Erect, at the head of the ditch, his fingers grasping the hand of Yanski Varhely, young Prince Andras gazed upon the earthy bed, where, in his hussar's uniform, lay Prince Sandor, his long blond moustache falling over his closed mouth, his blood-stained hands crossed upon his black embroidered vest, his right hand still clutching the handle of his sabre, and on his forehead, like a star, the round mark of the bit of lead that had killed him. Above, the whitened branches of the firs looked like spectres, and upon the upturned face of the dead soldier fell flakes of snow like congealed tears.
Under the flickering of the torch-flames, blown about by the north wind, the hero seemed at times to move again, and a wild desire came to Andras to leap down into the grave and snatch away the body.

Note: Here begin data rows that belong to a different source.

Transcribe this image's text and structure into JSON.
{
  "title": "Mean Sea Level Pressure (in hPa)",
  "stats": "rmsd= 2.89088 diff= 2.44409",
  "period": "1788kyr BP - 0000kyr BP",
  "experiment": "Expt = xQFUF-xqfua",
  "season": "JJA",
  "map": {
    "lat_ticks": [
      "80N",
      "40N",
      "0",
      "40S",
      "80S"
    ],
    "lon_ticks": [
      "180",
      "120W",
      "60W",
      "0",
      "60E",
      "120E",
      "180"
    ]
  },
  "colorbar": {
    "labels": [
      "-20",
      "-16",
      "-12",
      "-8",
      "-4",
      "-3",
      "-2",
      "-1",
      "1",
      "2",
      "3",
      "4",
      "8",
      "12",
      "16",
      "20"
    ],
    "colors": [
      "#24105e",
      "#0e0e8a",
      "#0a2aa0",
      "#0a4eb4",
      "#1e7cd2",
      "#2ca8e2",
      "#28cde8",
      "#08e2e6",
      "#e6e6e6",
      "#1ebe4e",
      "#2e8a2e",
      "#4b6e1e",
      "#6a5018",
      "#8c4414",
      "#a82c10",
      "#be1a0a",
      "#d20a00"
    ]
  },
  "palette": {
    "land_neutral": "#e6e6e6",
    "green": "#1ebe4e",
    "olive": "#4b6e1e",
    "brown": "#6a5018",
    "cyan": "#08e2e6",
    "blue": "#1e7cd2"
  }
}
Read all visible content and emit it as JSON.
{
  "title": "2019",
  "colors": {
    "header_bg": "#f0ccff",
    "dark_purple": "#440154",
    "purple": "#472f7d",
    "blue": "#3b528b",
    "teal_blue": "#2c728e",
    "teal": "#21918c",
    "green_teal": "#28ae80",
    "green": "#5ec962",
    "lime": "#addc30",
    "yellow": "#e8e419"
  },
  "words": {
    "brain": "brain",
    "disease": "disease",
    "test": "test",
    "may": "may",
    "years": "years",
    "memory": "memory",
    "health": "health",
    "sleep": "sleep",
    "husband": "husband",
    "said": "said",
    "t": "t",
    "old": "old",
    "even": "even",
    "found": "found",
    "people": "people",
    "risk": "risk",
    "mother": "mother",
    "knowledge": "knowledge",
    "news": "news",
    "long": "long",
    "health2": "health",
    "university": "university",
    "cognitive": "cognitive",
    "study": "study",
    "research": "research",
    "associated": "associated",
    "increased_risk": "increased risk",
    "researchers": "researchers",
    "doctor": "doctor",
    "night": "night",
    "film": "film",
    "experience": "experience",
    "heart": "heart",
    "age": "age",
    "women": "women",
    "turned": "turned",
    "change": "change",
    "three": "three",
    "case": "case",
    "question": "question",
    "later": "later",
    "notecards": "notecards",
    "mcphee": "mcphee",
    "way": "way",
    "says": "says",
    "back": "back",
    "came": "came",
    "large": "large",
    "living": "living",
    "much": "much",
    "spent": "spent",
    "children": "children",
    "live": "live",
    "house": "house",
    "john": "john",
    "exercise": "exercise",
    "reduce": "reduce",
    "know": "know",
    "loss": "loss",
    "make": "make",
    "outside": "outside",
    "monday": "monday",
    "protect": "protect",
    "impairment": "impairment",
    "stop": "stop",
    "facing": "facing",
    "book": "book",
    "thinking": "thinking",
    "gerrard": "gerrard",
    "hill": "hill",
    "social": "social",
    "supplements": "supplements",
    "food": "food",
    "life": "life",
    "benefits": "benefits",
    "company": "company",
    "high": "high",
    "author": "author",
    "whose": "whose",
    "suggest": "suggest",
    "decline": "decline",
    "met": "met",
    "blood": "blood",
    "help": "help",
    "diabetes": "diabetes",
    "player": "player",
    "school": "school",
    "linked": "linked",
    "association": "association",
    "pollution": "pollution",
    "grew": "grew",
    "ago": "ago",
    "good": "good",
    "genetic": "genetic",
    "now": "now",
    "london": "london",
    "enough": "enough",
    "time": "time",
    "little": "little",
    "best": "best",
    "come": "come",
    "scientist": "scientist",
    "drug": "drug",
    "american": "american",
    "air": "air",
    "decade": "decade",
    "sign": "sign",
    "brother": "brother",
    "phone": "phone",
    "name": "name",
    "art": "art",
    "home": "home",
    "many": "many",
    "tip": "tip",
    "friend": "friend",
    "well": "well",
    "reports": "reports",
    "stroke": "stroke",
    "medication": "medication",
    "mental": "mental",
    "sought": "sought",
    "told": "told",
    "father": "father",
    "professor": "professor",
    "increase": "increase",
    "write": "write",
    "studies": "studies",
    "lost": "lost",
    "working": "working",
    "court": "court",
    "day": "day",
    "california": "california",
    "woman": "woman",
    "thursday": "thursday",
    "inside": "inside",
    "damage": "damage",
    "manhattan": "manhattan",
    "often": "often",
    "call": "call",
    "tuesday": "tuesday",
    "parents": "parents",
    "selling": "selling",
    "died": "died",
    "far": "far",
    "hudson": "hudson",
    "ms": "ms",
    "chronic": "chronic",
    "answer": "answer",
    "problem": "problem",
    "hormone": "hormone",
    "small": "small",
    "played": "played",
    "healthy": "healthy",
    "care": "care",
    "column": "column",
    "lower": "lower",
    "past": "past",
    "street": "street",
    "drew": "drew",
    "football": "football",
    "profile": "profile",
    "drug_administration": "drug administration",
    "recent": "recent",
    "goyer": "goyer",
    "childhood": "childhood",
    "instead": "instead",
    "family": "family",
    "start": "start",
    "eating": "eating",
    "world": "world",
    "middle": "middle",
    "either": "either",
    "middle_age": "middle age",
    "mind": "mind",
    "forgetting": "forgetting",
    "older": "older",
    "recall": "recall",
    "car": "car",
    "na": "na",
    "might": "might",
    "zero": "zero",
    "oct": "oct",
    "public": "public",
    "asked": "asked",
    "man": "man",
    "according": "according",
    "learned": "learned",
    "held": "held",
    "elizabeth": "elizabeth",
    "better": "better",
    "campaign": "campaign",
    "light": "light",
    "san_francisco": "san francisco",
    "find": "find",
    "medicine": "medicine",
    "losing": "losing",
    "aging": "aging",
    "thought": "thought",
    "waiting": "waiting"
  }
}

He was an orphan now, his mother having died when he was an infant, and he was alone in the world, with only the stanch friendship of Varhely and his duty to his country to sustain him. "I will avenge you, father," he whispered to the patriot, who could no longer hear his words. The hussars and honveds had advanced, ready to fire a final salvo over the grave of the Prince, when, suddenly, gliding between the ranks of the soldiers, appeared a band of Tzigani, who began to play the March of Rakoczy, the Hungarian Marseillaise, the stirring melody pealing forth in the night-air, and lending a certain mysteriously touching element to the sad scene.